| HN Mirror

Y	Hacker News new \| ask \| show \| jobs

by johannes1234321 438 days ago

While the dump may be simpler to consume, building it isn't simpler.

The generic web crawler works (more or less) everywhere. The Wikipedia dump solution works on Wikipedia dumps.

Also mind: This is tied in with search engines and other places, where the AI bot follows links from search results etc. thus they'd need the extra logic to detect a Wikipedia link, then find the matching article in the dump, and then add the original link back as reference for the source.

Also in one article on that I read about spikes around death from people etc. in that scenario they want the latest version of the article, not a day old dump.
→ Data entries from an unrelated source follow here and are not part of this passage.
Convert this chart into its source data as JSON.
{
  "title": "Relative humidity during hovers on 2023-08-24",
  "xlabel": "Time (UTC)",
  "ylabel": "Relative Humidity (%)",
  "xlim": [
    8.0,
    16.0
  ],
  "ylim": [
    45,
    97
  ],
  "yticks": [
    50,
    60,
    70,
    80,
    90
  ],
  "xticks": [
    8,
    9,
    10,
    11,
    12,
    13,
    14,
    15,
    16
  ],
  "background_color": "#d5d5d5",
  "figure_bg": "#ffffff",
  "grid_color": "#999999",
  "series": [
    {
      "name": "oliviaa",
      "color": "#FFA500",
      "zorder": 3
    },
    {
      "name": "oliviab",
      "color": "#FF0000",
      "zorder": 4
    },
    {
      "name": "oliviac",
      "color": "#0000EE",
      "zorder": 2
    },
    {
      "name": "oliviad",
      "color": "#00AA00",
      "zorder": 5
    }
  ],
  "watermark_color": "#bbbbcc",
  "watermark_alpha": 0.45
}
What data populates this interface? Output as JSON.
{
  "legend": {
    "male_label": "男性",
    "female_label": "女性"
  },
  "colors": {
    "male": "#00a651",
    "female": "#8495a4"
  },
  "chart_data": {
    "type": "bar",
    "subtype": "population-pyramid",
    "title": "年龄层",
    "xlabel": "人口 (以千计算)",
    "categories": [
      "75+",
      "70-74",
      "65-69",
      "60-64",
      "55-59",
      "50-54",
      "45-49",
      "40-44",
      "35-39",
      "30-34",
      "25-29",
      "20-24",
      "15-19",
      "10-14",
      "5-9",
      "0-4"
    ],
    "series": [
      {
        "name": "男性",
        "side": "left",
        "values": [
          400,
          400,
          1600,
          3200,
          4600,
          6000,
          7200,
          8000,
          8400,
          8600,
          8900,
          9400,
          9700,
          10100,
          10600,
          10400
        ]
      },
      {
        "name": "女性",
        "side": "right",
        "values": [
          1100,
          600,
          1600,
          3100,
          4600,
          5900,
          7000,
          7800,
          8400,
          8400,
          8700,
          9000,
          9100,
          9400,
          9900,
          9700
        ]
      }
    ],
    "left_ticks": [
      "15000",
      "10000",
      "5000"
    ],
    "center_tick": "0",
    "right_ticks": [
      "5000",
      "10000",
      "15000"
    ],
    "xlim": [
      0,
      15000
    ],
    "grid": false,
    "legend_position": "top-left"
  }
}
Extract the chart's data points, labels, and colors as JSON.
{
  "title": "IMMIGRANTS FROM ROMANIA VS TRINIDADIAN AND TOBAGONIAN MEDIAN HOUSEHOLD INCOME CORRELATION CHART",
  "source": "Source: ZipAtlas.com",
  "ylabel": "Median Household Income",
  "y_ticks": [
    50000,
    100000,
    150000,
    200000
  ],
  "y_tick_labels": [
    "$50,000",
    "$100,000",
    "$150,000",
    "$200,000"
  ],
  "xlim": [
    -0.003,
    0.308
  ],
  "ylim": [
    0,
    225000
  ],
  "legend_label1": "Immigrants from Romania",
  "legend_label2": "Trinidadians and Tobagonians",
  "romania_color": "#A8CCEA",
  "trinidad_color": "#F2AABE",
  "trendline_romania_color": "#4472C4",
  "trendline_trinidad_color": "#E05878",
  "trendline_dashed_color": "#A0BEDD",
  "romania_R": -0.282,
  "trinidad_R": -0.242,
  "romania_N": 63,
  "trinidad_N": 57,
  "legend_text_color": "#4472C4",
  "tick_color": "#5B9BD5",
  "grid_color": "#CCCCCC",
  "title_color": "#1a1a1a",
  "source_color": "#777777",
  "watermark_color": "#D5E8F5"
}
So yeah, I guess they used the simple straight forward way and didn't care much about consequences.

1 comments

diggan 438 days ago

I'm not sure this is what is currently affecting them the most, the article mentions this:

> Since AI crawlers tend to bulk read pages, they access obscure pages that have to be served from the core data center.

So it doesn't seem to be driven by "Search the web for keywords, follow links, slurp content" but trying to read a bulk of pages all together, then move on to another set of bulk pages, suggesting mass-ingestion, not just acting as a user-agent for an actual user.

But maybe I'm reading too much into the specifics of the article, I don't have any particular internal insights to the problem they're facing I'll confess.